風寒煙還是處子之身,沒經曆過男女之情,所以醋意挺大。冥後是過來人,那種事令她又愛又怕,他太強壯了,每一次纏綿銷魂都令她要死要活的,自已一個人絕對是無法招架,兩個恐怕都有點困難,唉,沒辦法……

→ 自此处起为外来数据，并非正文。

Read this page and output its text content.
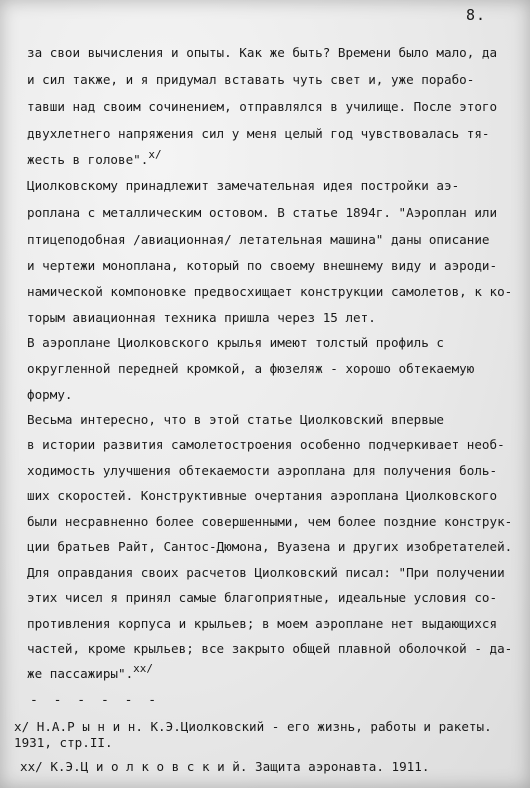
8.
за свои вычисления и опыты. Как же быть? Времени было мало, да
и сил также, и я придумал вставать чуть свет и, уже порабо-
тавши над своим сочинением, отправлялся в училище. После этого
двухлетнего напряжения сил у меня целый год чувствовалась тя-
жесть в голове".x/
Циолковскому принадлежит замечательная идея постройки аэ-
роплана с металлическим остовом. В статье 1894г. "Аэроплан или
птицеподобная /авиационная/ летательная машина" даны описание
и чертежи моноплана, который по своему внешнему виду и аэроди-
намической компоновке предвосхищает конструкции самолетов, к ко-
торым авиационная техника пришла через 15 лет.
В аэроплане Циолковского крылья имеют толстый профиль с
округленной передней кромкой, а фюзеляж - хорошо обтекаемую
форму.
Весьма интересно, что в этой статье Циолковский впервые
в истории развития самолетостроения особенно подчеркивает необ-
ходимость улучшения обтекаемости аэроплана для получения боль-
ших скоростей. Конструктивные очертания аэроплана Циолковского
были несравненно более совершенными, чем более поздние конструк-
ции братьев Райт, Сантос-Дюмона, Вуазена и других изобретателей.
Для оправдания своих расчетов Циолковский писал: "При получении
этих чисел я принял самые благоприятные, идеальные условия со-
противления корпуса и крыльев; в моем аэроплане нет выдающихся
частей, кроме крыльев; все закрыто общей плавной оболочкой - да-
же пассажиры".xx/
- - - - - -
x/ Н.А.Р ы н и н. К.Э.Циолковский - его жизнь, работы и ракеты.
1931, стр.II.
xx/ К.Э.Ц и о л к о в с к и й. Защита аэронавта. 1911.
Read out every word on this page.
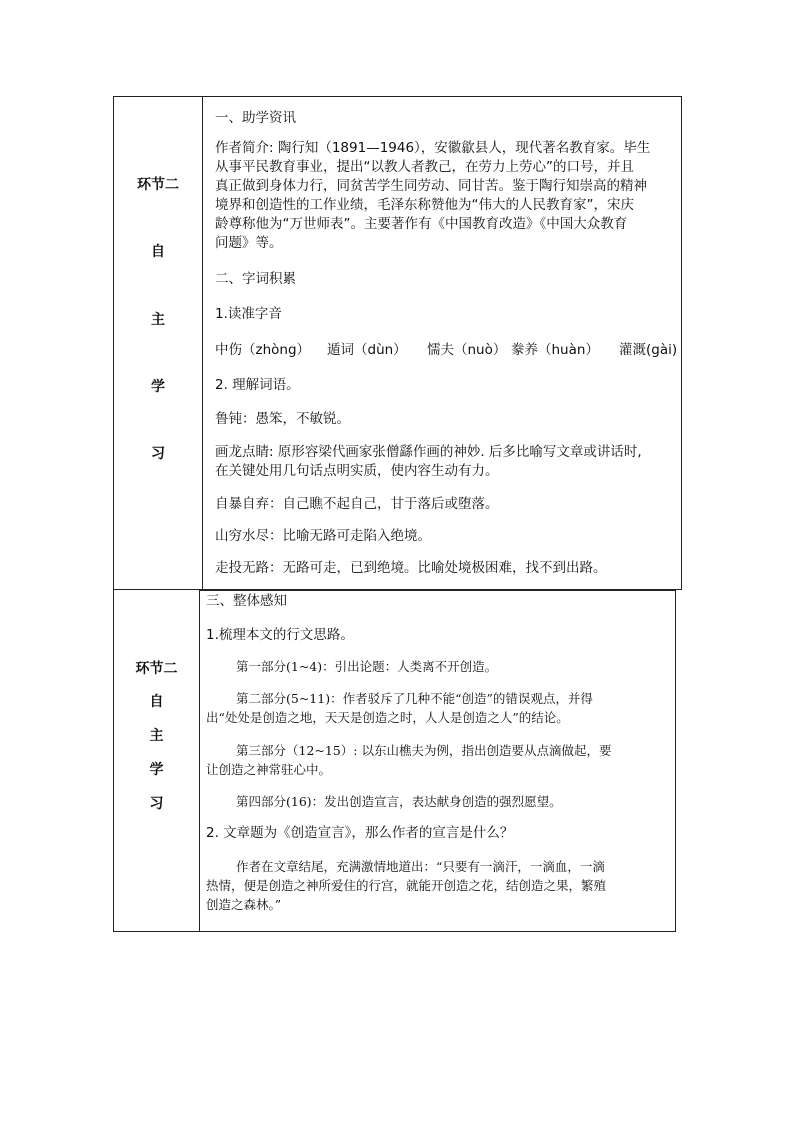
环节二
自
主
学
习
一、助学资讯
作者简介: 陶行知（1891—1946），安徽歙县人，现代著名教育家。毕生
从事平民教育事业，提出“以教人者教己，在劳力上劳心”的口号，并且
真正做到身体力行，同贫苦学生同劳动、同甘苦。鉴于陶行知崇高的精神
境界和创造性的工作业绩，毛泽东称赞他为“伟大的人民教育家”，宋庆
龄尊称他为“万世师表”。主要著作有《中国教育改造》《中国大众教育
问题》等。
二、字词积累
1.读准字音
中伤（zhòng） 遁词（dùn） 懦夫（nuò） 豢养（huàn） 灌溉(gài)
2. 理解词语。
鲁钝：愚笨，不敏锐。
画龙点睛: 原形容梁代画家张僧繇作画的神妙. 后多比喻写文章或讲话时,
在关键处用几句话点明实质，使内容生动有力。
自暴自弃：自己瞧不起自己，甘于落后或堕落。
山穷水尽：比喻无路可走陷入绝境。
走投无路：无路可走，已到绝境。比喻处境极困难，找不到出路。
环节二
自
主
学
习
三、整体感知
1.梳理本文的行文思路。
第一部分(1~4)：引出论题：人类离不开创造。
第二部分(5~11)：作者驳斥了几种不能“创造”的错误观点，并得
出“处处是创造之地，天天是创造之时，人人是创造之人”的结论。
第三部分（12~15）: 以东山樵夫为例，指出创造要从点滴做起，要
让创造之神常驻心中。
第四部分(16)：发出创造宣言，表达献身创造的强烈愿望。
2. 文章题为《创造宣言》，那么作者的宣言是什么？
作者在文章结尾，充满激情地道出：“只要有一滴汗，一滴血，一滴
热情，便是创造之神所爱住的行宫，就能开创造之花，结创造之果，繁殖
创造之森林。”
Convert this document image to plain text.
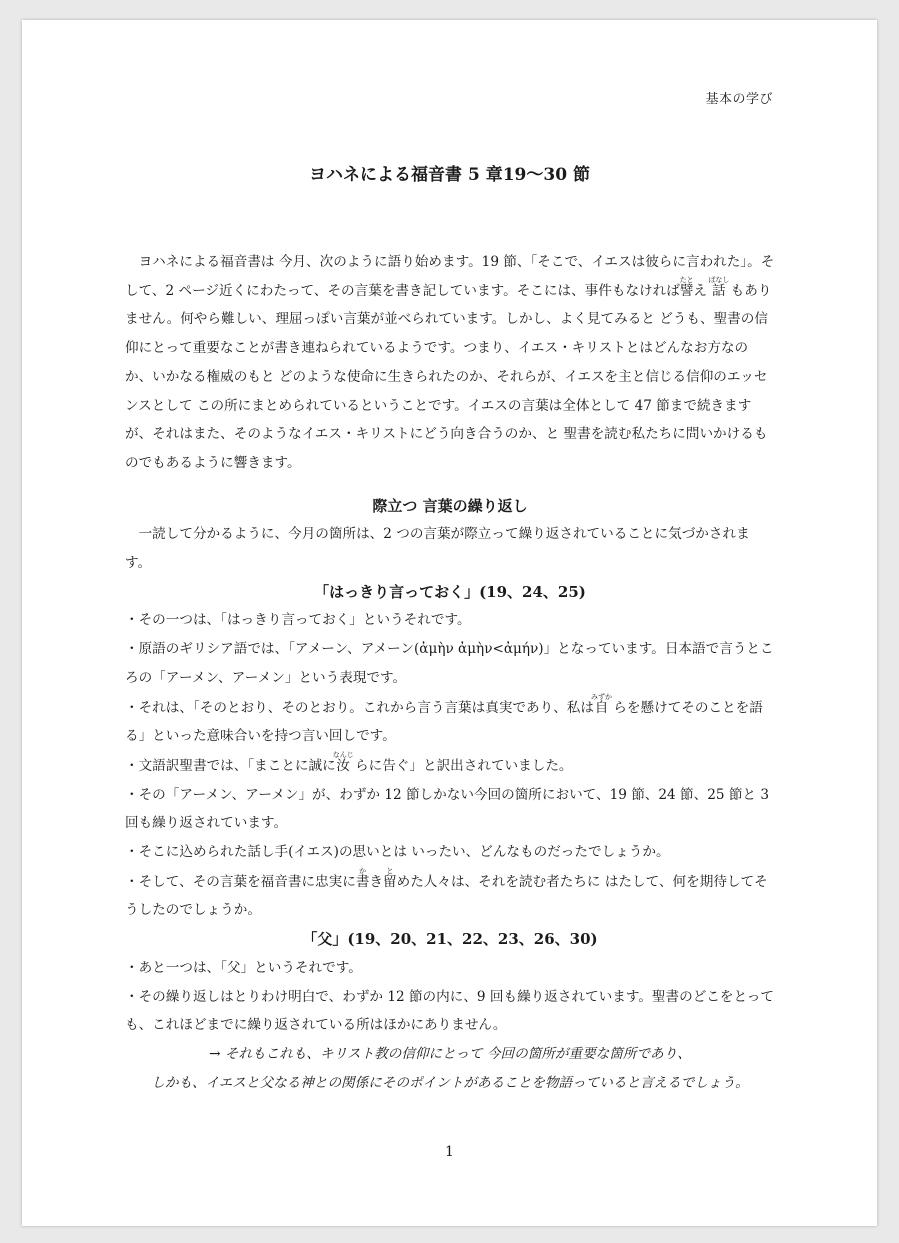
基本の学び
ヨハネによる福音書 5 章19〜30 節

ヨハネによる福音書は 今月、次のように語り始めます。19 節、「そこで、イエスは彼らに言われた」。そして、2 ページ近くにわたって、その言葉を書き記しています。そこには、事件もなければ譬たとえ 話ばなし もありません。何やら難しい、理屈っぽい言葉が並べられています。しかし、よく見てみると どうも、聖書の信仰にとって重要なことが書き連ねられているようです。つまり、イエス・キリストとはどんなお方なのか、いかなる権威のもと どのような使命に生きられたのか、それらが、イエスを主と信じる信仰のエッセンスとして この所にまとめられているということです。イエスの言葉は全体として 47 節まで続きますが、それはまた、そのようなイエス・キリストにどう向き合うのか、と 聖書を読む私たちに問いかけるものでもあるように響きます。

際立つ 言葉の繰り返し

一読して分かるように、今月の箇所は、2 つの言葉が際立って繰り返されていることに気づかされます。

「はっきり言っておく」(19、24、25)

・その一つは、「はっきり言っておく」というそれです。

・原語のギリシア語では、「アメーン、アメーン(ἀμὴν ἀμὴν<ἀμήν)」となっています。日本語で言うところの「アーメン、アーメン」という表現です。

・それは、「そのとおり、そのとおり。これから言う言葉は真実であり、私は自みずか らを懸けてそのことを語る」といった意味合いを持つ言い回しです。

・文語訳聖書では、「まことに誠に汝なんじ らに告ぐ」と訳出されていました。

・その「アーメン、アーメン」が、わずか 12 節しかない今回の箇所において、19 節、24 節、25 節と 3 回も繰り返されています。

・そこに込められた話し手(イエス)の思いとは いったい、どんなものだったでしょうか。

・そして、その言葉を福音書に忠実に書かき留とめた人々は、それを読む者たちに はたして、何を期待してそうしたのでしょうか。

「父」(19、20、21、22、23、26、30)

・あと一つは、「父」というそれです。

・その繰り返しはとりわけ明白で、わずか 12 節の内に、9 回も繰り返されています。聖書のどこをとっても、これほどまでに繰り返されている所はほかにありません。

→ それもこれも、キリスト教の信仰にとって 今回の箇所が重要な箇所であり、

しかも、イエスと父なる神との関係にそのポイントがあることを物語っていると言えるでしょう。

1
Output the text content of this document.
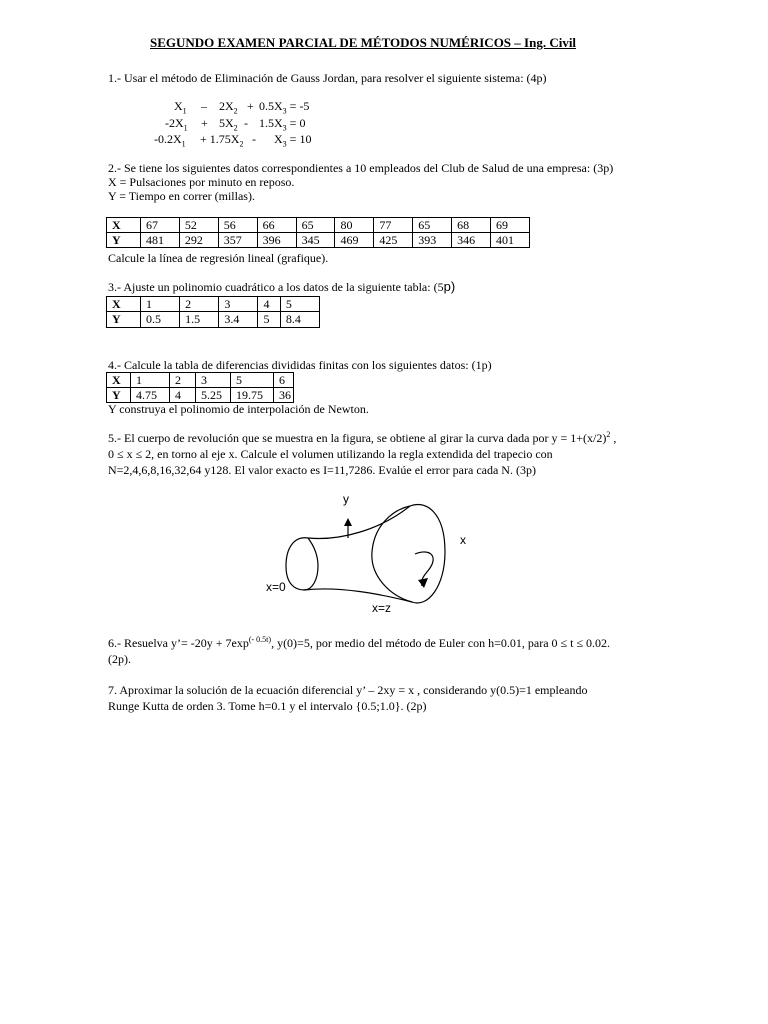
SEGUNDO EXAMEN PARCIAL DE MÉTODOS NUMÉRICOS – Ing. Civil
1.- Usar el método de Eliminación de Gauss Jordan, para resolver el siguiente sistema: (4p)
$X_1 - 2X_2 + 0.5X_3 = -5$
$-2X_1 + 5X_2 - 1.5X_3 = 0$
$-0.2X_1 + 1.75X_2 - X_3 = 10$
2.- Se tiene los siguientes datos correspondientes a 10 empleados del Club de Salud de una empresa: (3p)
X = Pulsaciones por minuto en reposo.
Y = Tiempo en correr (millas).
X	67	52	56	66	65	80	77	65	68	69
Y	481	292	357	396	345	469	425	393	346	401
Calcule la línea de regresión lineal (grafique).
3.- Ajuste un polinomio cuadrático a los datos de la siguiente tabla: (5p)
X	1	2	3	4	5
Y	0.5	1.5	3.4	5	8.4
4.- Calcule la tabla de diferencias divididas finitas con los siguientes datos: (1p)
X	1	2	3	5	6
Y	4.75	4	5.25	19.75	36
Y construya el polinomio de interpolación de Newton.
5.- El cuerpo de revolución que se muestra en la figura, se obtiene al girar la curva dada por $y = 1+(x/2)^2$ ,
0 ≤ x ≤ 2, en torno al eje x. Calcule el volumen utilizando la regla extendida del trapecio con
N=2,4,6,8,16,32,64 y128. El valor exacto es I=11,7286. Evalúe el error para cada N. (3p)
y
x
x=0
x=z
6.- Resuelva y’= $-20y + 7\exp^{(- 0.5t)}$, y(0)=5, por medio del método de Euler con h=0.01, para 0 ≤ t ≤ 0.02.
(2p).
7. Aproximar la solución de la ecuación diferencial y’ – 2xy = x , considerando y(0.5)=1 empleando
Runge Kutta de orden 3. Tome h=0.1 y el intervalo {0.5;1.0}. (2p)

她玉頰莫明奇妙的飛紅,令風寒煙疑惑不解,花碧蓮有過一次刻骨銘心的銷魂,玉頰也飛紅起來,神態忸怩不安。
風鎮侯瞪著我,一副要為女兒討還公道撕了我的凶惡表情,施素華則皺著柳眉,不安的看著女兒,自已的掌上明珠怎麽可以做妾?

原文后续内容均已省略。